There are animals everywhere. Even here in Minya, dogs roam the corniche in ones and twos. Occasionally, a donkey cart will clop by, overtaken by impatient cars and lorries filled with vegetables, metal fuel tanks, or occasionally people, riding any way they can – in the back, on the cab, anywhere.

This morning, on the drive to El Ashmunein, I saw two kittens – one orange and black, the other a sandy brown – play fighting under a grubby white plastic lawn chair. The first one had its paw out towards to the other, as if say “en garde!” And then the battle began. And then they disappeared from sight as the bus sped on.

Some houses have yards that back onto the road. Some have stacks of new red bricks in them, some have chickens. Or a donkey. Or just packed dirt and unidentifiable detritus under the shade of a large tree whose great green leaves offer shade from the murderous sun.

Stores in the cities are different. There's more consumer goods – clothes and furniture and technology (batteries, computers, internet, automotive parts). One has the impression that an enormous mall has been turned inside out and disbursed along the road for our inspection.

A shop in Minya,
The local people are very welcoming, despite our arrival in an enormous, fume-breathing bus. School kids especially wave enthusiastically, and I try to wave back to everyone, even if I have been waving for the last hour. It's their two seconds of contact with some strange traveler, and I feel better if I can make them feel that their effort was not wasted.

Why do they wave at us? Are we such spectacle? Or are we some sort of rarity, like a two-headed calf?

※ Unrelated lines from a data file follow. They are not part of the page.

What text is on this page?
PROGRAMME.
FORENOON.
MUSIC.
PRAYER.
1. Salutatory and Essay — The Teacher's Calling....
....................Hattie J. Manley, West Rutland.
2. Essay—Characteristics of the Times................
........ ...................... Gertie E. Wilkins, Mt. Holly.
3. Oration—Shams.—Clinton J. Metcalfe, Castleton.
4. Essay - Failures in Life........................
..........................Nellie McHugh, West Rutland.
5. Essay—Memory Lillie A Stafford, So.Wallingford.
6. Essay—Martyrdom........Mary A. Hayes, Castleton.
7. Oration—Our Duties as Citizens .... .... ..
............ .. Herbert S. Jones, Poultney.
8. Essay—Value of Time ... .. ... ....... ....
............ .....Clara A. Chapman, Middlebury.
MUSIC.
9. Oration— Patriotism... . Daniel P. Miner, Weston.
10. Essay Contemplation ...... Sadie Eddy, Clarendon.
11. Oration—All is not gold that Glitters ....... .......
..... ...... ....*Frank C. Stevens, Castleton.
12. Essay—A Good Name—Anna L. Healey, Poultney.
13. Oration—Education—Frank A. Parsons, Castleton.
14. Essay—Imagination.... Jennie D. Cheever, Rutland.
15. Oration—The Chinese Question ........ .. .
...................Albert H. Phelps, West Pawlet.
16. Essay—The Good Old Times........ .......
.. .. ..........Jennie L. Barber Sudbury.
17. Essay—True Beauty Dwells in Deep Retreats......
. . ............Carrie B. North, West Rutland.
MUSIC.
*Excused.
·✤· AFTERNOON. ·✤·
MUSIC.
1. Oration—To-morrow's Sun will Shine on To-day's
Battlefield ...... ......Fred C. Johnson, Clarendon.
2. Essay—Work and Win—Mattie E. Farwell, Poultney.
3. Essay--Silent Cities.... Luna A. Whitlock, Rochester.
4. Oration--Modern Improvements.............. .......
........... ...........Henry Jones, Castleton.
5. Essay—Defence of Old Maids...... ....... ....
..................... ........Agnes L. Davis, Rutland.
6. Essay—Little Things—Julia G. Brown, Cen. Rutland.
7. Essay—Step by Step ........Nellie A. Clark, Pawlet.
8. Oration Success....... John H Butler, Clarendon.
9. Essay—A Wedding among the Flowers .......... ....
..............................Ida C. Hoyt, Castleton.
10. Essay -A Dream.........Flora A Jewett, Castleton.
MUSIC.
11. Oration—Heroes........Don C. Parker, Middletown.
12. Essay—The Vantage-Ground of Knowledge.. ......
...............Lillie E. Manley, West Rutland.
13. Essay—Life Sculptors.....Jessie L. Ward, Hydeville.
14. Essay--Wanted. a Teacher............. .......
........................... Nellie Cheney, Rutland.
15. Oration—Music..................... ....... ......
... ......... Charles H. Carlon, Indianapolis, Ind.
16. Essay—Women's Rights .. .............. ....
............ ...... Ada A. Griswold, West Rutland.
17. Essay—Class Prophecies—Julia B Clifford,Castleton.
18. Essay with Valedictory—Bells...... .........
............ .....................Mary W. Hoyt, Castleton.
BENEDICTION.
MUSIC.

It doesn't matter. I will keep waving in the hope that some kid will grow up thinking that maybe the tourists who visit their country are not all loathsome jerks. And so, for all of those people who waved, and who will probably never read this, I send you my thanks for making my time here that much more enjoyable. And for those people who waved, but didn't get a wave back, I offer my apologies. I just didn't see you. It wasn't anything personal. Keep the faith. That's all that any of us can do.